Riu 2009 0 Junior Poster · Answer 2 · 2012-08-27T00:25:08+00:00

@diafol i've changed the query how u told now its again giving error

Parse error: syntax error, unexpected '=' in C:\xampp\htdocs\project\admin\edit-teacher-action.php on line 14

and the error i above mentioned is from the code i posted first...i am sorry i know its a bit confusing but i need to get the work done very soon but i couldnot find any solution to these errors.

@lastMitch the above code which i posted first works when i press the link in row <td>EDIT</td> to edit the specific record...the other one that i posted afterwards works when i change that specific record and click on the Edit button to save that record in database...

Riu 2009 0 Junior Poster · Answer 3 · 2012-08-27T00:36:06+00:00

if i use

$result = mysql_query("SELECT * FROM accounts WHERE  (id=".$_SESSION['id'].")");

then it dont gives any error but shows only record from the first row in database..

but when i use this

$result = mysql_query("SELECT * FROM accounts WHERE id=$id;

it gives following error

mysql_fetch_array() expects parameter 1 to be resource, boolean given.

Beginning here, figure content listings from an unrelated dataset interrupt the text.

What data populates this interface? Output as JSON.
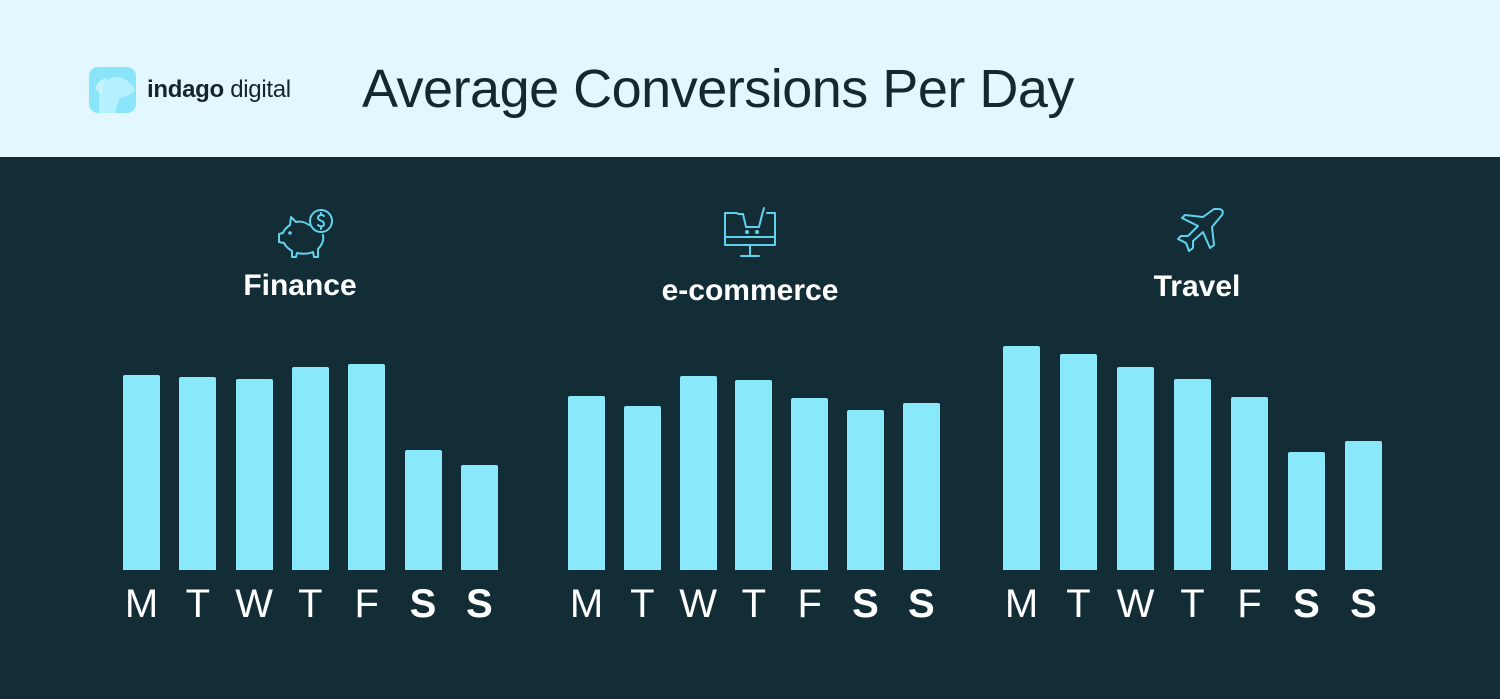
{
  "header": {
    "brand_bold": "indago",
    "brand_light": " digital",
    "title": "Average Conversions Per Day"
  },
  "colors": {
    "header_bg": "#e3f8fe",
    "body_bg": "#132d36",
    "bar": "#8ae8fb",
    "icon_stroke": "#5fd3ee",
    "text_light": "#ffffff",
    "text_dark": "#13282f"
  },
  "panels": [
    {
      "label": "Finance",
      "icon": "piggy-bank-dollar-icon"
    },
    {
      "label": "e-commerce",
      "icon": "monitor-shopping-cart-icon"
    },
    {
      "label": "Travel",
      "icon": "airplane-icon"
    }
  ],
  "chart_data": {
    "type": "bar",
    "title": "Average Conversions Per Day",
    "xlabel": "",
    "ylabel": "",
    "grid": false,
    "note": "No y-axis shown; values are relative bar heights (px) measured from a common baseline",
    "categories": [
      "M",
      "T",
      "W",
      "T",
      "F",
      "S",
      "S"
    ],
    "series": [
      {
        "name": "Finance",
        "values": [
          195,
          193,
          191,
          203,
          206,
          120,
          105
        ]
      },
      {
        "name": "e-commerce",
        "values": [
          174,
          164,
          194,
          190,
          172,
          160,
          167
        ]
      },
      {
        "name": "Travel",
        "values": [
          224,
          216,
          203,
          191,
          173,
          118,
          129
        ]
      }
    ],
    "weekend_indices": [
      5,
      6
    ]
  }
}
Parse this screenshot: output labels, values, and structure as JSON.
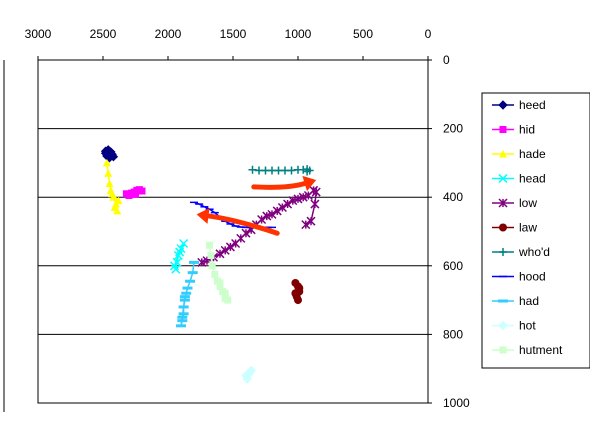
{
  "chart_data": {
    "type": "scatter",
    "x_axis": {
      "range": [
        3000,
        0
      ],
      "reversed": true,
      "position": "top",
      "ticks": [
        3000,
        2500,
        2000,
        1500,
        1000,
        500,
        0
      ],
      "tick_labels": [
        "3000",
        "2500",
        "2000",
        "1500",
        "1000",
        "500",
        "0"
      ]
    },
    "y_axis": {
      "range": [
        0,
        1000
      ],
      "reversed": true,
      "position": "right",
      "ticks": [
        0,
        200,
        400,
        600,
        800,
        1000
      ],
      "tick_labels": [
        "0",
        "200",
        "400",
        "600",
        "800",
        "1000"
      ]
    },
    "grid": {
      "horizontal": true,
      "vertical": false
    },
    "legend": {
      "placement": "right"
    },
    "series": [
      {
        "name": "heed",
        "color": "#000080",
        "marker": "diamond",
        "points": [
          [
            2480,
            266
          ],
          [
            2460,
            262
          ],
          [
            2440,
            268
          ],
          [
            2430,
            275
          ],
          [
            2470,
            280
          ],
          [
            2450,
            285
          ],
          [
            2440,
            278
          ],
          [
            2480,
            272
          ],
          [
            2420,
            282
          ]
        ]
      },
      {
        "name": "hid",
        "color": "#ff00ff",
        "marker": "square",
        "points": [
          [
            2320,
            390
          ],
          [
            2280,
            388
          ],
          [
            2260,
            385
          ],
          [
            2240,
            380
          ],
          [
            2220,
            378
          ],
          [
            2200,
            382
          ],
          [
            2250,
            392
          ],
          [
            2300,
            395
          ]
        ]
      },
      {
        "name": "hade",
        "color": "#ffff00",
        "marker": "triangle",
        "points": [
          [
            2470,
            300
          ],
          [
            2460,
            330
          ],
          [
            2450,
            360
          ],
          [
            2440,
            380
          ],
          [
            2420,
            400
          ],
          [
            2400,
            420
          ],
          [
            2390,
            440
          ],
          [
            2410,
            430
          ],
          [
            2380,
            410
          ],
          [
            2430,
            390
          ]
        ]
      },
      {
        "name": "head",
        "color": "#00ffff",
        "marker": "x",
        "points": [
          [
            1940,
            610
          ],
          [
            1930,
            590
          ],
          [
            1920,
            570
          ],
          [
            1900,
            550
          ],
          [
            1880,
            535
          ],
          [
            1910,
            560
          ],
          [
            1950,
            600
          ]
        ]
      },
      {
        "name": "low",
        "color": "#800080",
        "marker": "star",
        "points": [
          [
            1740,
            590
          ],
          [
            1700,
            585
          ],
          [
            1650,
            575
          ],
          [
            1600,
            565
          ],
          [
            1560,
            555
          ],
          [
            1520,
            545
          ],
          [
            1480,
            535
          ],
          [
            1440,
            520
          ],
          [
            1400,
            505
          ],
          [
            1360,
            495
          ],
          [
            1320,
            480
          ],
          [
            1280,
            465
          ],
          [
            1240,
            455
          ],
          [
            1200,
            450
          ],
          [
            1160,
            440
          ],
          [
            1120,
            430
          ],
          [
            1080,
            420
          ],
          [
            1040,
            410
          ],
          [
            1000,
            405
          ],
          [
            960,
            400
          ],
          [
            920,
            395
          ],
          [
            880,
            380
          ],
          [
            860,
            385
          ],
          [
            870,
            420
          ],
          [
            900,
            470
          ],
          [
            940,
            480
          ]
        ]
      },
      {
        "name": "law",
        "color": "#800000",
        "marker": "circle",
        "points": [
          [
            1020,
            650
          ],
          [
            1000,
            660
          ],
          [
            990,
            675
          ],
          [
            1010,
            690
          ],
          [
            1000,
            700
          ],
          [
            1020,
            680
          ],
          [
            990,
            665
          ]
        ]
      },
      {
        "name": "who'd",
        "color": "#008080",
        "marker": "plus",
        "points": [
          [
            1350,
            320
          ],
          [
            1300,
            322
          ],
          [
            1250,
            322
          ],
          [
            1200,
            322
          ],
          [
            1150,
            322
          ],
          [
            1100,
            322
          ],
          [
            1050,
            322
          ],
          [
            1000,
            320
          ],
          [
            960,
            320
          ],
          [
            930,
            318
          ],
          [
            910,
            322
          ],
          [
            930,
            325
          ]
        ]
      },
      {
        "name": "hood",
        "color": "#0000ff",
        "marker": "dash",
        "points": [
          [
            1800,
            415
          ],
          [
            1760,
            420
          ],
          [
            1720,
            428
          ],
          [
            1680,
            435
          ],
          [
            1640,
            445
          ],
          [
            1600,
            458
          ],
          [
            1560,
            470
          ],
          [
            1520,
            478
          ],
          [
            1480,
            484
          ],
          [
            1440,
            487
          ],
          [
            1400,
            488
          ],
          [
            1360,
            488
          ],
          [
            1320,
            488
          ],
          [
            1280,
            488
          ],
          [
            1240,
            488
          ],
          [
            1200,
            488
          ]
        ]
      },
      {
        "name": "had",
        "color": "#33ccff",
        "marker": "bar",
        "points": [
          [
            1800,
            590
          ],
          [
            1810,
            620
          ],
          [
            1830,
            645
          ],
          [
            1850,
            665
          ],
          [
            1860,
            680
          ],
          [
            1870,
            700
          ],
          [
            1880,
            720
          ],
          [
            1880,
            740
          ],
          [
            1890,
            760
          ],
          [
            1900,
            775
          ],
          [
            1890,
            750
          ],
          [
            1870,
            690
          ]
        ]
      },
      {
        "name": "hot",
        "color": "#ccffff",
        "marker": "diamond",
        "points": [
          [
            1360,
            905
          ],
          [
            1380,
            915
          ],
          [
            1400,
            920
          ],
          [
            1390,
            930
          ],
          [
            1370,
            912
          ]
        ]
      },
      {
        "name": "hutment",
        "color": "#ccffcc",
        "marker": "square",
        "points": [
          [
            1680,
            540
          ],
          [
            1670,
            570
          ],
          [
            1660,
            600
          ],
          [
            1640,
            625
          ],
          [
            1620,
            645
          ],
          [
            1600,
            660
          ],
          [
            1580,
            675
          ],
          [
            1560,
            695
          ],
          [
            1540,
            700
          ],
          [
            1560,
            680
          ],
          [
            1600,
            650
          ]
        ]
      }
    ],
    "annotations": [
      {
        "type": "arrow",
        "color": "#ff3300",
        "path": [
          [
            1340,
            370
          ],
          [
            1080,
            375
          ],
          [
            860,
            350
          ]
        ]
      },
      {
        "type": "arrow",
        "color": "#ff3300",
        "path": [
          [
            1160,
            505
          ],
          [
            1480,
            465
          ],
          [
            1780,
            450
          ]
        ]
      }
    ]
  }
}
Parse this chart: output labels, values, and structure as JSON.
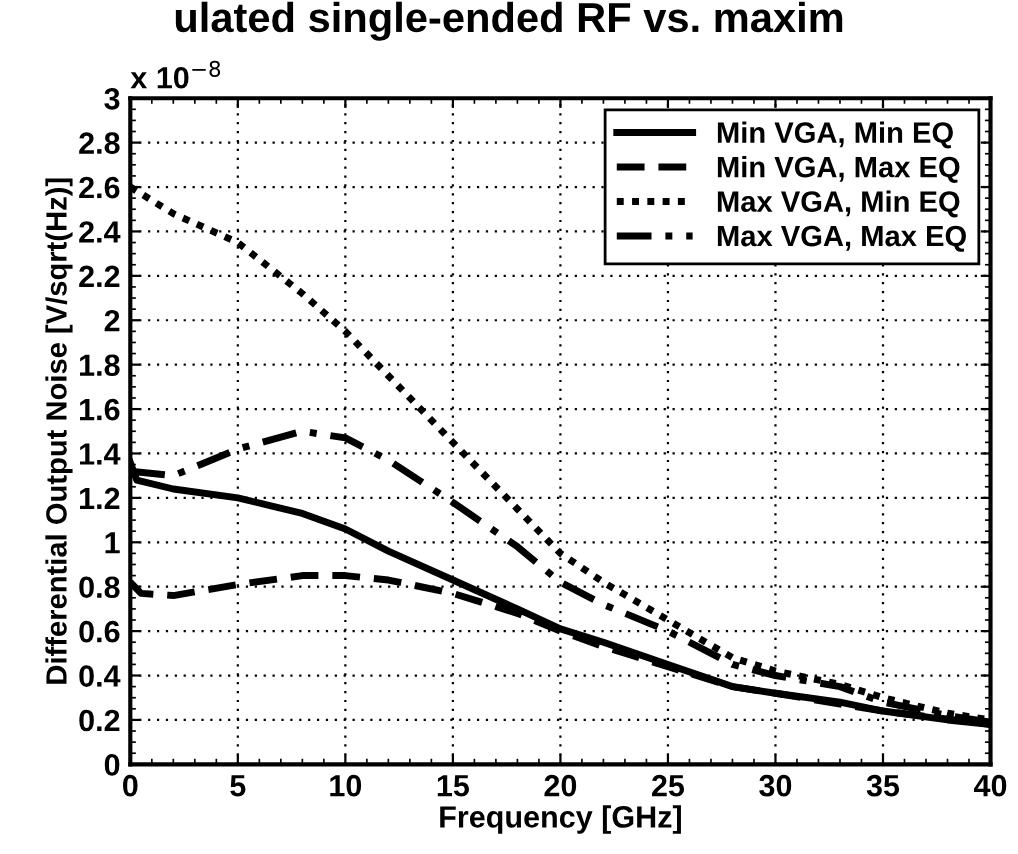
{
  "chart_data": {
    "type": "line",
    "title": "ulated single-ended RF vs. maxim",
    "xlabel": "Frequency [GHz]",
    "ylabel": "Differential Output Noise [V/sqrt(Hz)]",
    "annotations": [
      "x 10$^{−8}$"
    ],
    "xlim": [
      0,
      40
    ],
    "xticks": [
      0,
      5,
      10,
      15,
      20,
      25,
      30,
      35,
      40
    ],
    "ylim": [
      0,
      3
    ],
    "yticks": [
      0,
      0.2,
      0.4,
      0.6,
      0.8,
      1,
      1.2,
      1.4,
      1.6,
      1.8,
      2,
      2.2,
      2.4,
      2.6,
      2.8,
      3
    ],
    "grid": true,
    "legend": "top right",
    "series": [
      {
        "name": "Min VGA, Min EQ",
        "color": "#000000",
        "line_style": "solid",
        "x": [
          0,
          0.3,
          2,
          5,
          8,
          10,
          12,
          15,
          18,
          20,
          22,
          25,
          28,
          30,
          33,
          35,
          38,
          40
        ],
        "values": [
          1.36,
          1.28,
          1.24,
          1.2,
          1.13,
          1.06,
          0.96,
          0.83,
          0.7,
          0.61,
          0.55,
          0.45,
          0.35,
          0.32,
          0.28,
          0.24,
          0.2,
          0.18
        ]
      },
      {
        "name": "Min VGA, Max EQ",
        "color": "#000000",
        "line_style": "dashed",
        "x": [
          0,
          0.5,
          2,
          5,
          8,
          10,
          12,
          15,
          18,
          20,
          22,
          25,
          28,
          30,
          35,
          40
        ],
        "values": [
          0.82,
          0.77,
          0.76,
          0.81,
          0.85,
          0.85,
          0.83,
          0.77,
          0.68,
          0.6,
          0.53,
          0.44,
          0.35,
          0.32,
          0.24,
          0.18
        ]
      },
      {
        "name": "Max VGA, Min EQ",
        "color": "#000000",
        "line_style": "dotted",
        "x": [
          0,
          2,
          5,
          8,
          10,
          12,
          15,
          18,
          20,
          22,
          25,
          28,
          30,
          33,
          35,
          38,
          40
        ],
        "values": [
          2.6,
          2.48,
          2.35,
          2.12,
          1.95,
          1.75,
          1.45,
          1.15,
          0.95,
          0.82,
          0.65,
          0.48,
          0.42,
          0.36,
          0.3,
          0.23,
          0.2
        ]
      },
      {
        "name": "Max VGA, Max EQ",
        "color": "#000000",
        "line_style": "dashdot",
        "x": [
          0,
          2,
          5,
          8,
          10,
          12,
          15,
          18,
          20,
          22,
          25,
          28,
          30,
          33,
          35,
          38,
          40
        ],
        "values": [
          1.32,
          1.3,
          1.42,
          1.5,
          1.47,
          1.37,
          1.18,
          0.98,
          0.82,
          0.72,
          0.6,
          0.45,
          0.4,
          0.35,
          0.28,
          0.22,
          0.19
        ]
      }
    ]
  }
}
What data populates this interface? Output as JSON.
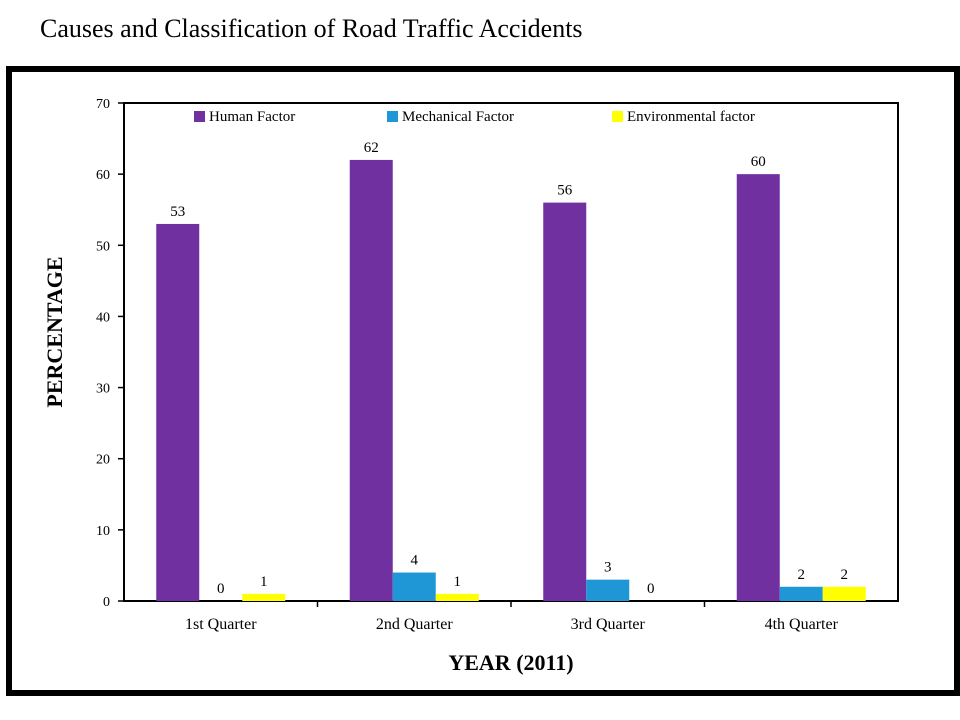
{
  "page": {
    "title": "Causes and Classification of Road Traffic Accidents"
  },
  "chart_data": {
    "type": "bar",
    "title": "",
    "xlabel": "YEAR (2011)",
    "ylabel": "PERCENTAGE",
    "categories": [
      "1st Quarter",
      "2nd Quarter",
      "3rd Quarter",
      "4th Quarter"
    ],
    "ylim": [
      0,
      70
    ],
    "yticks": [
      0,
      10,
      20,
      30,
      40,
      50,
      60,
      70
    ],
    "grid": false,
    "legend_position": "top",
    "series": [
      {
        "name": "Human Factor",
        "color": "#7030A0",
        "values": [
          53,
          62,
          56,
          60
        ]
      },
      {
        "name": "Mechanical Factor",
        "color": "#1F97D6",
        "values": [
          0,
          4,
          3,
          2
        ]
      },
      {
        "name": "Environmental factor",
        "color": "#FFFF00",
        "values": [
          1,
          1,
          0,
          2
        ]
      }
    ]
  }
}
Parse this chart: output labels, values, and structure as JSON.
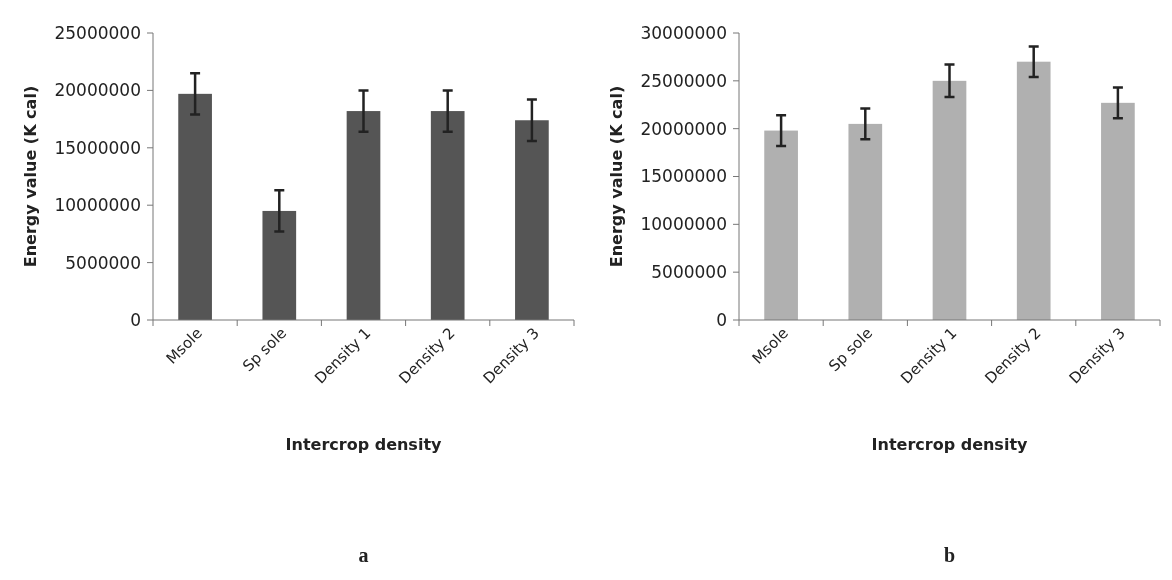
{
  "chart_data": [
    {
      "type": "bar",
      "categories": [
        "Msole",
        "Sp sole",
        "Density 1",
        "Density 2",
        "Density 3"
      ],
      "values": [
        19700000,
        9500000,
        18200000,
        18200000,
        17400000
      ],
      "errors": [
        1800000,
        1800000,
        1800000,
        1800000,
        1800000
      ],
      "color": "#555555",
      "xlabel": "Intercrop density",
      "ylabel": "Energy value (K cal)",
      "ylim": [
        0,
        25000000
      ],
      "yticks": [
        0,
        5000000,
        10000000,
        15000000,
        20000000,
        25000000
      ],
      "annotations": [
        "a"
      ]
    },
    {
      "type": "bar",
      "categories": [
        "Msole",
        "Sp sole",
        "Density 1",
        "Density 2",
        "Density 3"
      ],
      "values": [
        19800000,
        20500000,
        25000000,
        27000000,
        22700000
      ],
      "errors": [
        1600000,
        1600000,
        1700000,
        1600000,
        1600000
      ],
      "color": "#b0b0b0",
      "xlabel": "Intercrop density",
      "ylabel": "Energy value (K cal)",
      "ylim": [
        0,
        30000000
      ],
      "yticks": [
        0,
        5000000,
        10000000,
        15000000,
        20000000,
        25000000,
        30000000
      ],
      "annotations": [
        "b"
      ]
    }
  ]
}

now why i changed it to WHERE id=$id is because i want to edit only the row whose id is equal to the id shown in the html table..i think u will get my point now... i hope

diafol · Answer 4 · 2012-08-27T01:24:17+00:00

$result = mysql_query("SELECT * FROM accounts WHERE id=".$id."");
while($row = mysql_fetch_array($result))
{
   $id=$row['id'];
   $firstname = $row['firstname'];
   $lastname = $row['lastname'];
   $email=$row['email'];
   $type=$row['type'];
}

Try:

$result = mysql_query("SELECT * FROM accounts WHERE id= $id");
while($row = mysql_fetch_array($result))
{
   $id=$row['id'];
   $firstname = $row['firstname'];
   $lastname = $row['lastname'];
   $email=$row['email'];
   $type=$row['type'];
}

NOTE the closing bracket before the semi colon for the first line.
If that gives you an error (resource error on mysql_fetch_array), perhaps $id is not set to what you expect. Is accounts the correct name of the table?

Riu 2009 0 Junior Poster · Answer 5 · 2012-08-27T08:26:30+00:00

Riu 2009 0 Junior Poster

12 Years Ago

got the work done

diafol · Answer 6 · 2012-08-27T12:30:37+00:00

OK, solved?

Riu 2009 0 Junior Poster · Answer 7 · 2012-08-28T02:26:37+00:00

yup solved but used other ways.. anyways thankyou very much for the support :)

diafol · Answer 8 · 2012-08-28T08:36:56+00:00

diafol

12 Years Ago

OK, mark thread as solved.